About Dry Irish Stout
Dry Irish stout is the most famous beer style from Ireland, epitomized by Guinness. Despite appearing heavy and filling, it’s actually a light-bodied, highly drinkable beer at 4-5% ABV. The dry finish, roasted barley character, and creamy nitrogen head define this classic style.
Recipe Overview
Batch Size: 5 gallons
ABV: 4.2%
IBU: 40
Color: Black (40 SRM)
Method: Extract with specialty grains
Ingredients
Fermentables
- 6 lbs Light Dry Malt Extract
- 1 lb Roasted Barley (unmalted)
- 0.5 lb Flaked Barley (for head retention)
- 0.5 lb Crystal 80L
Hops
- 1.5 oz East Kent Goldings (5% AA) – 60 minutes
Yeast
- Wyeast 1084 Irish Ale or White Labs WLP004 Irish Ale
- Or Safale S-04 (dry yeast)
Other
- 5 oz corn sugar (priming)
- 1 Whirlfloc tablet (15 min)
Brew Day Process
Steep Grains
Crush roasted barley, flaked barley, and crystal malt.

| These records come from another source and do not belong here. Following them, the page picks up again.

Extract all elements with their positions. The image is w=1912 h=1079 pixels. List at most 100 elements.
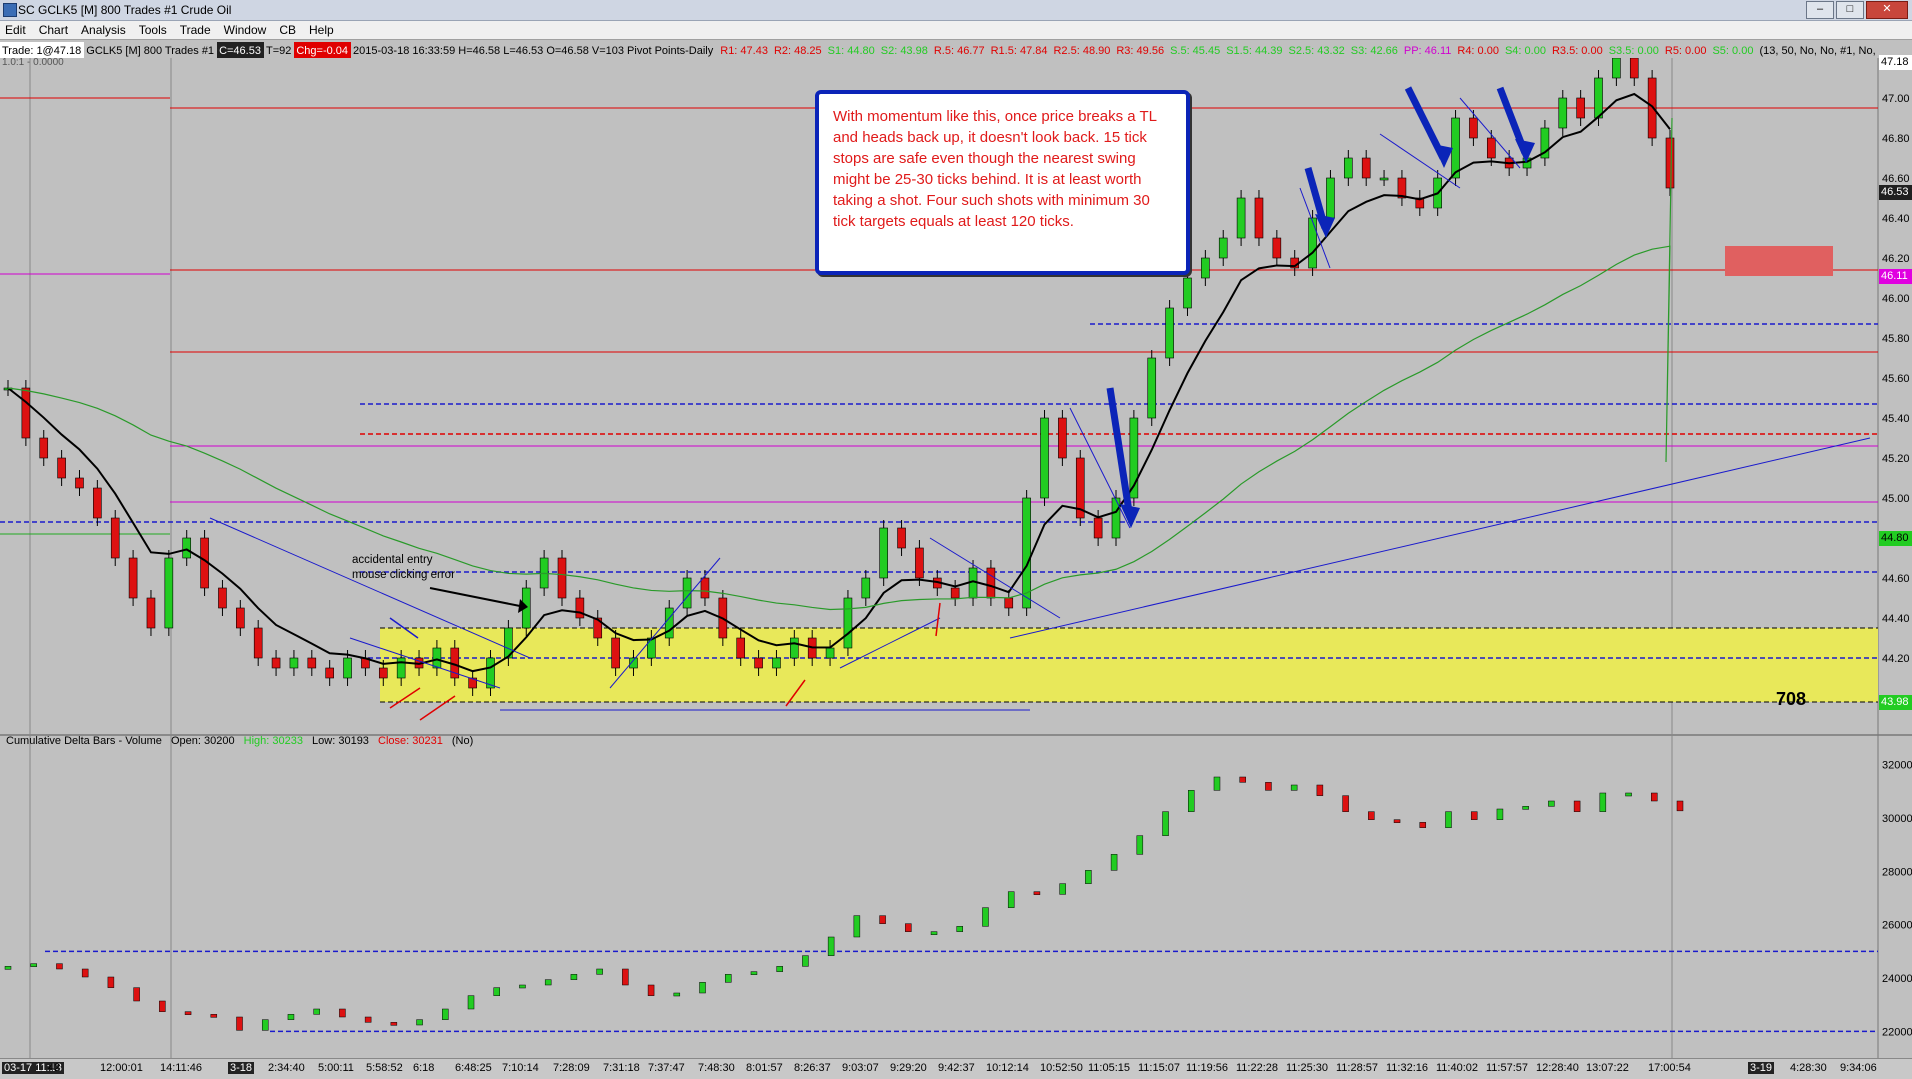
delta-bar — [1599, 792, 1607, 812]
delta-bar — [364, 1016, 372, 1023]
menu-chart[interactable]: Chart — [34, 21, 76, 39]
tick-readout: T=92 — [265, 45, 292, 57]
candle-body — [1040, 417, 1049, 499]
menu-tools[interactable]: Tools — [134, 21, 175, 39]
candle-body — [1183, 277, 1192, 309]
indicator-flag: (No) — [451, 735, 474, 747]
delta-bar — [776, 966, 783, 972]
delta-bar — [1470, 811, 1478, 820]
candle-body — [57, 457, 66, 479]
time-axis-label: 8:01:57 — [746, 1062, 783, 1074]
delta-bar — [493, 987, 500, 996]
delta-bar — [313, 1008, 320, 1015]
price-axis-label: 46.40 — [1882, 213, 1910, 225]
app-icon — [3, 3, 17, 17]
time-axis-label: 11:25:30 — [1286, 1062, 1329, 1074]
candle-body — [1647, 77, 1657, 139]
price-axis-label: 46.20 — [1882, 253, 1910, 265]
indicator-name: Cumulative Delta Bars - Volume — [6, 735, 162, 747]
price-tag-3: 44.80 — [1879, 531, 1912, 546]
close-icon[interactable]: ✕ — [1866, 1, 1908, 19]
order-marker[interactable] — [1725, 246, 1833, 276]
pivot-readout-14: S4: 0.00 — [1504, 45, 1546, 57]
price-tag-2: 46.11 — [1879, 269, 1912, 284]
price-axis-label: 45.40 — [1882, 413, 1910, 425]
pivot-readout-1: R2: 48.25 — [773, 45, 822, 57]
delta-bar — [1110, 854, 1118, 871]
delta-bar — [1085, 870, 1092, 884]
candle-body — [790, 637, 799, 659]
pivot-readout-18: S5: 0.00 — [1712, 45, 1754, 57]
delta-bar — [390, 1022, 398, 1026]
delta-bar — [261, 1019, 269, 1031]
candle-body — [253, 627, 263, 659]
delta-bar — [544, 979, 552, 986]
candle-body — [950, 587, 960, 599]
delta-bar — [1522, 806, 1529, 810]
delta-bar — [622, 968, 629, 986]
candle-body — [1201, 257, 1210, 279]
window-controls: – □ ✕ — [1806, 1, 1908, 19]
pivot-readout-4: R.5: 46.77 — [933, 45, 985, 57]
time-axis-label: 3-19 — [1748, 1062, 1775, 1074]
price-axis-label: 46.80 — [1882, 133, 1910, 145]
price-tag-1: 46.53 — [1879, 185, 1912, 200]
chart-status-bar: Trade: 1@47.18 GCLK5 [M] 800 Trades #1 C=4… — [0, 40, 1912, 58]
price-axis-label: 44.40 — [1882, 613, 1910, 625]
delta-axis-label: 22000 — [1882, 1026, 1912, 1038]
pivot-readout-9: S1.5: 44.39 — [1226, 45, 1283, 57]
candle-body — [1576, 97, 1585, 119]
candle-body — [236, 607, 245, 629]
indicator-header: Cumulative Delta Bars - Volume Open: 302… — [6, 735, 479, 747]
time-axis-bar[interactable]: 03-17 11:13 42 12:00:01 14:11:46 3-18 2:34:40… — [0, 1058, 1912, 1079]
candle-body — [432, 647, 442, 669]
delta-bar — [1136, 835, 1144, 855]
candle-body — [1361, 157, 1371, 179]
menu-trade[interactable]: Trade — [175, 21, 219, 39]
menu-analysis[interactable]: Analysis — [76, 21, 134, 39]
trade-readout: Trade: 1@47.18 — [0, 42, 85, 58]
minimize-icon[interactable]: – — [1806, 1, 1834, 19]
indicator-high: High: 30233 — [243, 735, 303, 747]
delta-bar — [724, 974, 732, 983]
delta-bar — [416, 1019, 423, 1026]
candle-body — [1004, 597, 1014, 609]
pivot-readout-6: R2.5: 48.90 — [1053, 45, 1111, 57]
delta-axis-label: 28000 — [1882, 866, 1912, 878]
price-tag-0: 47.18 — [1879, 55, 1912, 70]
candle-body — [772, 657, 781, 669]
delta-bar — [1059, 883, 1066, 895]
candle-body — [1058, 417, 1067, 459]
delta-bar — [442, 1008, 449, 1020]
price-axis-label: 47.00 — [1882, 93, 1910, 105]
candle-body — [164, 557, 174, 629]
delta-bar — [853, 915, 861, 938]
menu-help[interactable]: Help — [304, 21, 342, 39]
menu-window[interactable]: Window — [219, 21, 275, 39]
pivot-readout-15: R3.5: 0.00 — [1551, 45, 1603, 57]
annotation-box[interactable]: With momentum like this, once price brea… — [815, 90, 1190, 275]
price-axis-label: 46.60 — [1882, 173, 1910, 185]
bar-readout: 2015-03-18 16:33:59 H=46.58 L=46.53 O=46… — [353, 45, 714, 57]
menu-cb[interactable]: CB — [274, 21, 304, 39]
delta-bar — [930, 931, 938, 935]
delta-bar — [287, 1014, 295, 1020]
signal-arrow-head-1 — [1315, 214, 1335, 238]
delta-bar — [647, 984, 655, 996]
delta-bar — [1033, 891, 1041, 895]
candle-body — [843, 597, 853, 649]
time-axis-label: 11:32:16 — [1386, 1062, 1429, 1074]
time-axis-label: 5:58:52 — [366, 1062, 403, 1074]
time-axis-label: 5:00:11 — [318, 1062, 354, 1074]
candle-body — [1147, 357, 1157, 419]
candle-body — [736, 637, 746, 659]
candle-body — [879, 527, 888, 579]
delta-bar — [982, 907, 989, 927]
maximize-icon[interactable]: □ — [1836, 1, 1864, 19]
window-title: SC GCLK5 [M] 800 Trades #1 Crude Oil — [18, 3, 232, 17]
candle-body — [647, 637, 656, 659]
delta-bar — [159, 1000, 166, 1012]
candle-body — [1344, 157, 1353, 179]
menu-edit[interactable]: Edit — [0, 21, 34, 39]
time-axis-label: 2:34:40 — [268, 1062, 305, 1074]
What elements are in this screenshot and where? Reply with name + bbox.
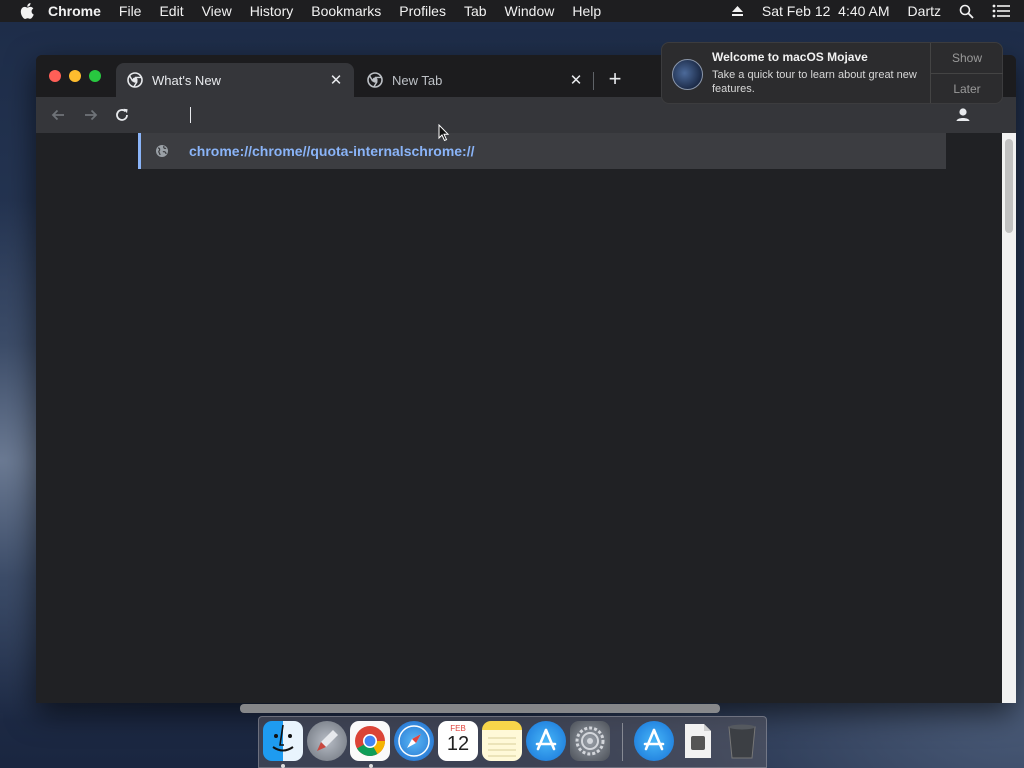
new-tab-plus-icon[interactable]: + bbox=[604, 66, 626, 91]
finder-icon[interactable] bbox=[263, 721, 303, 761]
menu-edit[interactable]: Edit bbox=[159, 3, 183, 19]
running-indicator bbox=[281, 764, 285, 768]
macos-notification[interactable]: Welcome to macOS Mojave Take a quick tou… bbox=[661, 42, 1003, 104]
menu-profiles[interactable]: Profiles bbox=[399, 3, 446, 19]
menu-window[interactable]: Window bbox=[505, 3, 555, 19]
chrome-icon[interactable] bbox=[350, 721, 390, 761]
omnibox-suggestion[interactable]: chrome://chrome//quota-internalschrome:/… bbox=[138, 133, 946, 169]
menu-tab[interactable]: Tab bbox=[464, 3, 487, 19]
menu-clock[interactable]: Sat Feb 12 4:40 AM bbox=[762, 3, 890, 19]
menu-app-name[interactable]: Chrome bbox=[48, 3, 101, 19]
chrome-favicon-icon bbox=[367, 72, 383, 88]
chrome-favicon-icon bbox=[127, 72, 143, 88]
menu-view[interactable]: View bbox=[202, 3, 232, 19]
suggestion-text: chrome://chrome//quota-internalschrome:/… bbox=[189, 143, 475, 159]
launchpad-icon[interactable] bbox=[307, 721, 347, 761]
text-caret bbox=[190, 107, 191, 123]
calendar-icon[interactable]: FEB 12 bbox=[438, 721, 478, 761]
tab-new-tab[interactable]: New Tab ✕ bbox=[356, 63, 594, 97]
globe-icon bbox=[156, 145, 168, 157]
close-window-button[interactable] bbox=[49, 70, 61, 82]
eject-icon[interactable] bbox=[731, 5, 744, 17]
menu-user-name[interactable]: Dartz bbox=[908, 3, 941, 19]
notes-icon[interactable] bbox=[482, 721, 522, 761]
preview-file-icon[interactable] bbox=[678, 721, 718, 761]
tab-title: New Tab bbox=[392, 72, 443, 88]
notification-title: Welcome to macOS Mojave bbox=[712, 50, 868, 64]
window-controls bbox=[49, 70, 101, 82]
tab-divider bbox=[593, 72, 594, 90]
notification-body: Take a quick tour to learn about great n… bbox=[712, 69, 917, 95]
show-button[interactable]: Show bbox=[931, 43, 1003, 73]
trash-icon[interactable] bbox=[722, 721, 762, 761]
forward-arrow-icon[interactable] bbox=[80, 104, 102, 126]
profile-avatar-icon[interactable] bbox=[952, 104, 974, 126]
notification-center-icon[interactable] bbox=[992, 4, 1010, 18]
safari-icon[interactable] bbox=[394, 721, 434, 761]
tab-title: What's New bbox=[152, 72, 221, 88]
horizontal-scrollbar[interactable] bbox=[240, 704, 720, 713]
dock: FEB 12 bbox=[258, 716, 767, 768]
menu-history[interactable]: History bbox=[250, 3, 294, 19]
chrome-window: What's New ✕ New Tab ✕ + chrome://chrome… bbox=[36, 55, 1016, 703]
close-tab-icon[interactable]: ✕ bbox=[328, 72, 344, 89]
menu-bar-status-area: Sat Feb 12 4:40 AM Dartz bbox=[731, 0, 1024, 22]
back-arrow-icon[interactable] bbox=[47, 104, 69, 126]
tab-whats-new[interactable]: What's New ✕ bbox=[116, 63, 354, 97]
close-tab-icon[interactable]: ✕ bbox=[568, 72, 584, 89]
apple-icon[interactable] bbox=[20, 3, 34, 19]
calendar-month: FEB bbox=[450, 724, 466, 733]
later-button[interactable]: Later bbox=[931, 73, 1003, 103]
menu-file[interactable]: File bbox=[119, 3, 142, 19]
menu-bookmarks[interactable]: Bookmarks bbox=[311, 3, 381, 19]
notification-actions: Show Later bbox=[930, 43, 1003, 103]
zoom-window-button[interactable] bbox=[89, 70, 101, 82]
menu-bar: Chrome File Edit View History Bookmarks … bbox=[0, 0, 1024, 22]
spotlight-search-icon[interactable] bbox=[959, 4, 974, 19]
vertical-scrollbar[interactable] bbox=[1002, 133, 1016, 703]
dock-separator bbox=[622, 723, 623, 761]
scrollbar-thumb[interactable] bbox=[1005, 139, 1013, 233]
running-indicator bbox=[369, 764, 373, 768]
app-store-icon[interactable] bbox=[526, 721, 566, 761]
app-store-downloads-icon[interactable] bbox=[634, 721, 674, 761]
mojave-installer-icon bbox=[672, 59, 703, 90]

Steep in 2.5 gallons water at 155°F for 30 minutes. Remove grain bag and let drain.
Boil
Bring to boil, add DME, return to boil. Add East Kent Goldings hops. Boil 60 minutes. Add Whirlfloc at 15 minutes remaining.
Cool and Ferment
Cool to 68°F, transfer to fermenter, top to 5 gallons. Pitch yeast. Ferment at 65-68°F for 10-14 days.
Bottle or Keg
For authentic Guinness experience, consider kegging with nitrogen/CO2 mix. For bottles, prime normally with corn sugar.
Tasting Notes
Expect roasted coffee and chocolate notes, creamy mouthfeel despite light body, subtle hop bitterness, and a dry finish that invites another sip.